Count Chris Keleher, coach of Aspen High School’s cross-country team, is among the locals toeing the line for the Patriot’s Day race. He ran it two years ago, and he compared last year’s bombings to the sentiment that came in the wake of Sept. 11.
“Nobody looks at flying the same way,” Keleher said. “It’s the same with running.”
Even so, Keleher said he expects the crowds and runners to be “super vigilant.”
“I think people will be watching out for each other, which is counter-intuitive to what the terrorists want,” he said.
A veteran of four Boston Marathons, Aspen resident Jim Korpela will seek No. 5 on Monday. When asked if he felt any trepidation going into the race, out of fear for another attack, the West Point graduate deadpanned: “No.”
“When last year happened, I didn’t hesitate (to enter this year’s race),” he said. “It just reinforced my desire to run this year. It’s one of those iconic American events, and for somebody to attack an event like that, and the response you’ve seen in the Boston Strong movement, everybody will be ready.”

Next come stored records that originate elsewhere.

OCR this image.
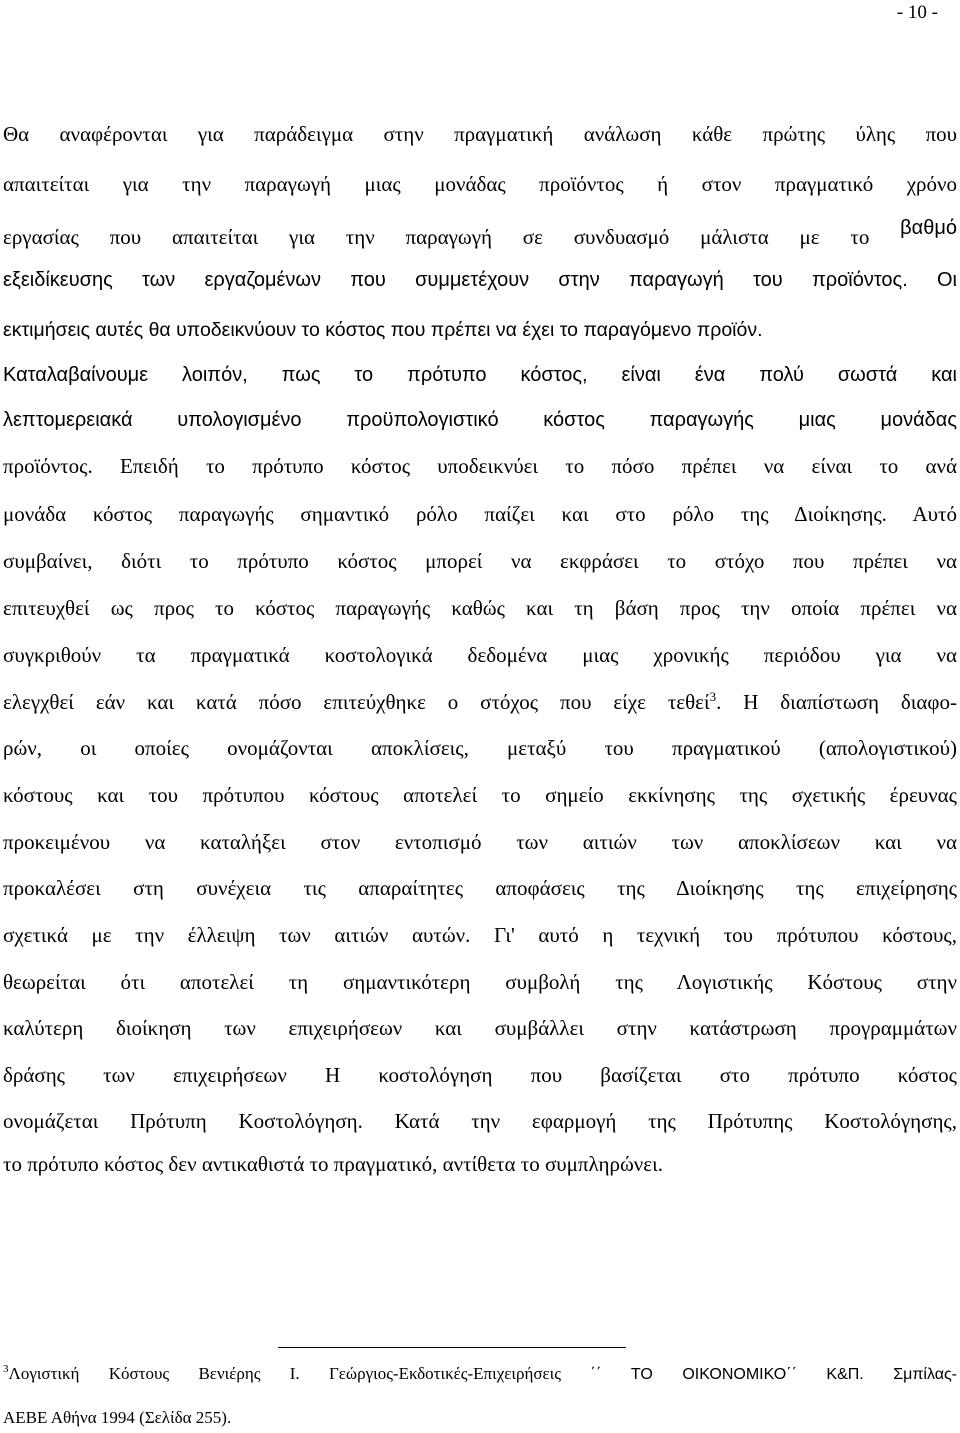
- 10 -
Θα αναφέρονται για παράδειγμα στην πραγματική ανάλωση κάθε πρώτης ύλης που
απαιτείται για την παραγωγή μιας μονάδας προϊόντος ή στον πραγματικό χρόνο
εργασίας που απαιτείται για την παραγωγή σε συνδυασμό μάλιστα με το βαθμό
εξειδίκευσης των εργαζομένων που συμμετέχουν στην παραγωγή του προϊόντος. Οι
εκτιμήσεις αυτές θα υποδεικνύουν το κόστος που πρέπει να έχει το παραγόμενο προϊόν.
Καταλαβαίνουμε λοιπόν, πως το πρότυπο κόστος, είναι ένα πολύ σωστά και
λεπτομερειακά υπολογισμένο προϋπολογιστικό κόστος παραγωγής μιας μονάδας
προϊόντος. Επειδή το πρότυπο κόστος υποδεικνύει το πόσο πρέπει να είναι το ανά
μονάδα κόστος παραγωγής σημαντικό ρόλο παίζει και στο ρόλο της Διοίκησης. Αυτό
συμβαίνει, διότι το πρότυπο κόστος μπορεί να εκφράσει το στόχο που πρέπει να
επιτευχθεί ως προς το κόστος παραγωγής καθώς και τη βάση προς την οποία πρέπει να
συγκριθούν τα πραγματικά κοστολογικά δεδομένα μιας χρονικής περιόδου για να
ελεγχθεί εάν και κατά πόσο επιτεύχθηκε ο στόχος που είχε τεθεί$^3$. Η διαπίστωση διαφο-
ρών, οι οποίες ονομάζονται αποκλίσεις, μεταξύ του πραγματικού (απολογιστικού)
κόστους και του πρότυπου κόστους αποτελεί το σημείο εκκίνησης της σχετικής έρευνας
προκειμένου να καταλήξει στον εντοπισμό των αιτιών των αποκλίσεων και να
προκαλέσει στη συνέχεια τις απαραίτητες αποφάσεις της Διοίκησης της επιχείρησης
σχετικά με την έλλειψη των αιτιών αυτών. Γι' αυτό η τεχνική του πρότυπου κόστους,
θεωρείται ότι αποτελεί τη σημαντικότερη συμβολή της Λογιστικής Κόστους στην
καλύτερη διοίκηση των επιχειρήσεων και συμβάλλει στην κατάστρωση προγραμμάτων
δράσης των επιχειρήσεων Η κοστολόγηση που βασίζεται στο πρότυπο κόστος
ονομάζεται Πρότυπη Κοστολόγηση. Κατά την εφαρμογή της Πρότυπης Κοστολόγησης,
το πρότυπο κόστος δεν αντικαθιστά το πραγματικό, αντίθετα το συμπληρώνει.
$^3$Λογιστική Κόστους Βενιέρης Ι. Γεώργιος-Εκδοτικές-Επιχειρήσεις ΄΄ ΤΟ ΟΙΚΟΝΟΜΙΚΟ΄΄ Κ&Π. Σμπίλας-
ΑΕΒΕ Αθήνα 1994 (Σελίδα 255).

Aspen Mayor Steve Skadron won’t be running Boston on Monday, but he’s completed the race six or seven times. He said he fondly remembers the crowds along the course pushing him through the tough times.
“You always hate to see these events lose their innocence,” he said. “That’s how I look at this.
“And in the context of (the runners) and their stories and what it took to get there, to have it violated by this random act of terrorism, to inflict this horror on people who were spectators or coming out to support their friends and family who themselves have spent months or years or even a lifetime trying to get into Boston …”
Keleher said that distance runners have a special resolve.
“Someone said after the bombings that if they’re trying to break a long-distance runner, then they’re barking at the wrong crew,” he said. “We’re in for the long haul, and you’re picking on the wrong people.”